Deep Q-Learning
http://iailab.kaist.ac.kr/
Industrial AI Lab at KAIST
Source
- By David Silver's RL Course at UCL
- By Prof. Zico Kolter at CMU
Table of Contents
1. Deep Q-Learning (DQN)¶
Value iteration algorithm: use Bellman equation as an iterative update
$$ Q_{k+1}(s,a) \; \leftarrow \; \mathbb{E}_{s' \sim P\left(s'\mid s,a\right)} \left[ R(s) + \gamma \max_{a'} Q_{k}\left(s',a'\right) \right] $$
$Q_k$ will converge to $Q_*$ as $k$ goes to $\infty$
1.1. What is the problem with this?¶
Not scalable. Must compute tabular $Q(s,a)$ for every state-action pair. If state is for instance current game state pixels, computationally infeasible to compute for entire state space !
- too many states to visit them all in training
- too many states to hold the Q-table in memory
States in Tetris: naive board configuration + shape of the falling piece $\sim 10^{60}$ states !!!

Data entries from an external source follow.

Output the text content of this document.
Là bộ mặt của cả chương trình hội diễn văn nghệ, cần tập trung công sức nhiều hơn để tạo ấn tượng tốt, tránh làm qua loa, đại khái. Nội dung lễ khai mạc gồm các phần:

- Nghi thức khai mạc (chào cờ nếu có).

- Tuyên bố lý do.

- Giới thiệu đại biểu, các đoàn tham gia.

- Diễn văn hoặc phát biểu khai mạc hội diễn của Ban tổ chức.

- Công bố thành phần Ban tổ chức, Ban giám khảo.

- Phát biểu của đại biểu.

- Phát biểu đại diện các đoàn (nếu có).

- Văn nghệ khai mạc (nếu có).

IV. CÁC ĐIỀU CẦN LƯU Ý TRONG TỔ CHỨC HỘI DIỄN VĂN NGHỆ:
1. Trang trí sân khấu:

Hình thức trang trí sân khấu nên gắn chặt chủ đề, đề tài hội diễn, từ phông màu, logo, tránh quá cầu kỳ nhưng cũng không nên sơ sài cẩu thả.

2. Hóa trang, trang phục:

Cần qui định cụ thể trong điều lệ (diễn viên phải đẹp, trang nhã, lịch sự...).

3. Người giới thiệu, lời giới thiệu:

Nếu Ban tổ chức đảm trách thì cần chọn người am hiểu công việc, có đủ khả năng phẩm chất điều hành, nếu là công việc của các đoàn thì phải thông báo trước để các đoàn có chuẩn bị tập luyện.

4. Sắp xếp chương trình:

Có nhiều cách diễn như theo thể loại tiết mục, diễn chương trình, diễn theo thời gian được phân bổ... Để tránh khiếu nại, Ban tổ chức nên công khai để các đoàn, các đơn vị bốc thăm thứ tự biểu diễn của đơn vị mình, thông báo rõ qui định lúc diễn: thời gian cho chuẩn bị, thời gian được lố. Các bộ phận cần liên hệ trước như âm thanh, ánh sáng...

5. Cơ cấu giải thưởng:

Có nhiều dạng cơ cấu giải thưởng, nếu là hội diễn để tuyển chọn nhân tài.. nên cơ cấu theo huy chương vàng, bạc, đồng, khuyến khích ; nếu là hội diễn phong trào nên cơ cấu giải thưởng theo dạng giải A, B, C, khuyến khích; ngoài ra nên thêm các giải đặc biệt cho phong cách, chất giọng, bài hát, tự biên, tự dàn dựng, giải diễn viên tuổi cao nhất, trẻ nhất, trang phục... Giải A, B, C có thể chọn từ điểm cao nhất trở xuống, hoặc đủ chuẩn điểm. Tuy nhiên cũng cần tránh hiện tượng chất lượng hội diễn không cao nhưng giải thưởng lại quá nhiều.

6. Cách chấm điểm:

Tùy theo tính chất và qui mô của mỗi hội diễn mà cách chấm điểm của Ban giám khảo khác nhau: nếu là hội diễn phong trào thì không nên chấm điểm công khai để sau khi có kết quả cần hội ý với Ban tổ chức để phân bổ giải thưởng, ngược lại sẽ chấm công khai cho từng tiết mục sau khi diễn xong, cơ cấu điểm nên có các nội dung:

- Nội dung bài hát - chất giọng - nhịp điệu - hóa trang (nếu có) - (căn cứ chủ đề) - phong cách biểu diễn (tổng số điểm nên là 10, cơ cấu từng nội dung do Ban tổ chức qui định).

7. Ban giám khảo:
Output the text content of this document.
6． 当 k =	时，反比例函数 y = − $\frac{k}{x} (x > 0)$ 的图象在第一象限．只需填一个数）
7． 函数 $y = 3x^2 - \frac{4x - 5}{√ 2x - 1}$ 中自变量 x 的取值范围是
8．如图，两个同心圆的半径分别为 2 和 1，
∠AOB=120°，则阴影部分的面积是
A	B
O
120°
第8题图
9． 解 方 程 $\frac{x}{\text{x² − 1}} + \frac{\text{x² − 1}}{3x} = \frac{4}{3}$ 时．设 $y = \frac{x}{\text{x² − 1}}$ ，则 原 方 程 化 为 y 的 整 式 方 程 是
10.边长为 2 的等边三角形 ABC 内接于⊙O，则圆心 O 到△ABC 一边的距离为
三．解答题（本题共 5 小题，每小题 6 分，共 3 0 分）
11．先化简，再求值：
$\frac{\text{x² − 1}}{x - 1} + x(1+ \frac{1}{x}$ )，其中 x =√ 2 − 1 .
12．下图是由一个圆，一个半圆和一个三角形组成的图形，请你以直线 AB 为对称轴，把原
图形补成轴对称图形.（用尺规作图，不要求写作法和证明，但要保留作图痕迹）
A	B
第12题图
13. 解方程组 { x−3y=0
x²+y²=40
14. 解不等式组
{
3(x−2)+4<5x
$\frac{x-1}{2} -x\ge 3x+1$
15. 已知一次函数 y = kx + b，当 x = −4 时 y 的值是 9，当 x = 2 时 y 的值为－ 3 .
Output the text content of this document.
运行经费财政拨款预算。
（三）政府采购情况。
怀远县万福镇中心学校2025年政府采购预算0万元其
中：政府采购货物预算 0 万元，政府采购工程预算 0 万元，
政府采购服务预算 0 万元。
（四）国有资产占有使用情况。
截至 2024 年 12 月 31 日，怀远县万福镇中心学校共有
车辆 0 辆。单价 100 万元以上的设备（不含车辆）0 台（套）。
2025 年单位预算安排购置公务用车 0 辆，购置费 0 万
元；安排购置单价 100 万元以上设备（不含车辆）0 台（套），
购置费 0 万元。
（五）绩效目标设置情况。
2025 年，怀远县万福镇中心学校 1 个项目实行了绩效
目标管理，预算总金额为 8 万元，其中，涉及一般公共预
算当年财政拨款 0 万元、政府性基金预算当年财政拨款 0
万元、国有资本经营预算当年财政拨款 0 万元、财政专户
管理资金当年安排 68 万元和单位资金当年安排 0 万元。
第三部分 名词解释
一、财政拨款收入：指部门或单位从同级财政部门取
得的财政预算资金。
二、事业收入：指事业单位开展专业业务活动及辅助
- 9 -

- Solution: use a function approximator to estimate $Q(s,a)$
- learn about some small number of training states from experience
- generalize that experience to new, similar situations
1.2. Approximate Q-Learning¶
Instead of a table, we have a parameterized Q function: $Q_{\omega}(s,a) \approx Q_*(s,a)$
- can be a linear function in features
$$Q_{\omega}(s,a) = \omega_0 f_0(s,a) + \omega_1 f_1(s,a) + \cdots + \omega_n f_n(s,a)$$
- or a complicated neural network $\rightarrow$ (Deep Q-learning Network)
Learning rule:
transition = $\left(s,a,r,s' \right)$
remember:
$$\text{target}\left(s'\right) = R(s) + \gamma \max_{a'}Q_{\omega}{\left(s',a'\right)}$$
$$Q_{k+1}(s,a) \; \leftarrow \; Q_k(s,a) + \alpha \; \underbrace{\left(\text{target}\left(s'\right) - Q_k(s,a) \right)}_{\text{difference}}$$
- difference
$$ \text{difference} = \left[R(s) + \gamma \max_{a'}Q_{\omega}{\left(s',a'\right)} \right] - Q_{\omega}{\left(s,a\right)}$$
- loss function by mean-squared error in Q-value
$$\ell(\omega) = \left[ \frac{1}{2} \left(\text{target}\left(s'\right) - Q_{\omega}(s,a) \right)^2 \right]$$
- GD update:
$$ \begin{align*} \omega_{k+1} \; &\leftarrow \; \omega_k - \alpha \; \nabla_{\omega} \ell(\omega) \qquad \qquad \implies \text{Deep Learning Framework}\\ \\ \; &\leftarrow \; \omega_k - \alpha \; \nabla_{\omega} \left[ \frac{1}{2} \left(\text{target}\left(s'\right) - Q_{\omega}(s,a)\right)^2 \right] \\ \\ \; &\leftarrow \; \omega_k + \alpha \; \left[ \left(\text{target}\left(s'\right) - Q_{\omega}(s,a)\right) \right] \nabla_{\omega} Q_{\omega}(s,a) \end{align*} $$
1.3. Linear Function Approximator¶
$$Q_{\omega}(s,a) = \omega_0 f_0(s,a) + \omega_1 f_1(s,a) + \cdots + \omega_n f_n(s,a)$$
- Exact $Q$
$$Q(s,a) \;\leftarrow \; Q(s,a) + \alpha \, [\text{difference}] $$
- Approximate $Q$
$$\omega_i \;\leftarrow\; \omega_i + \alpha \, [\text{difference}] \, f_i(s,a)$$
Example: linear regression
$$\ell = \frac{1}{2} \left(y - \hat{y} \right)^2$$
- difference
$$y - \hat{y} = y - \left(\omega_0 f_0(x) + \omega_1 f_1(x) + \cdots + \omega_n f_n(x)\right) = \underbrace{y}_{\text{target}} - \underbrace{\sum_i \omega_i f_i(x)}_{\text{prediction}} $$
- For one point $x$
$$ \begin{align*} \frac{\partial \ell(\omega)}{\partial \omega_k} &= - \left(y - \sum_i \omega_i f_i(x) \right)f_k(x)\\ \\ \omega_k \;&\leftarrow\; \omega_i + \alpha \left(y - \sum_i \omega_i f_i(x) \right)f_k(x) \\ \\ \omega_k \;&\leftarrow\; \omega_i + \alpha \, \left[\text{difference} \right] \,f_k(x) \end{align*}$$
1.4. Deep Q-Networks (DQN)¶
DQN method (Q-learning with deep network as Q function approximator) became famous in 2013 for learning to play a wide variety of Atari games better than humans.
- Deep Mind, 2015
- Used a deep learning network to represent Q
%%html
<center><iframe src="https://www.youtube.com/embed/V1eYniJ0Rnk?rel=0"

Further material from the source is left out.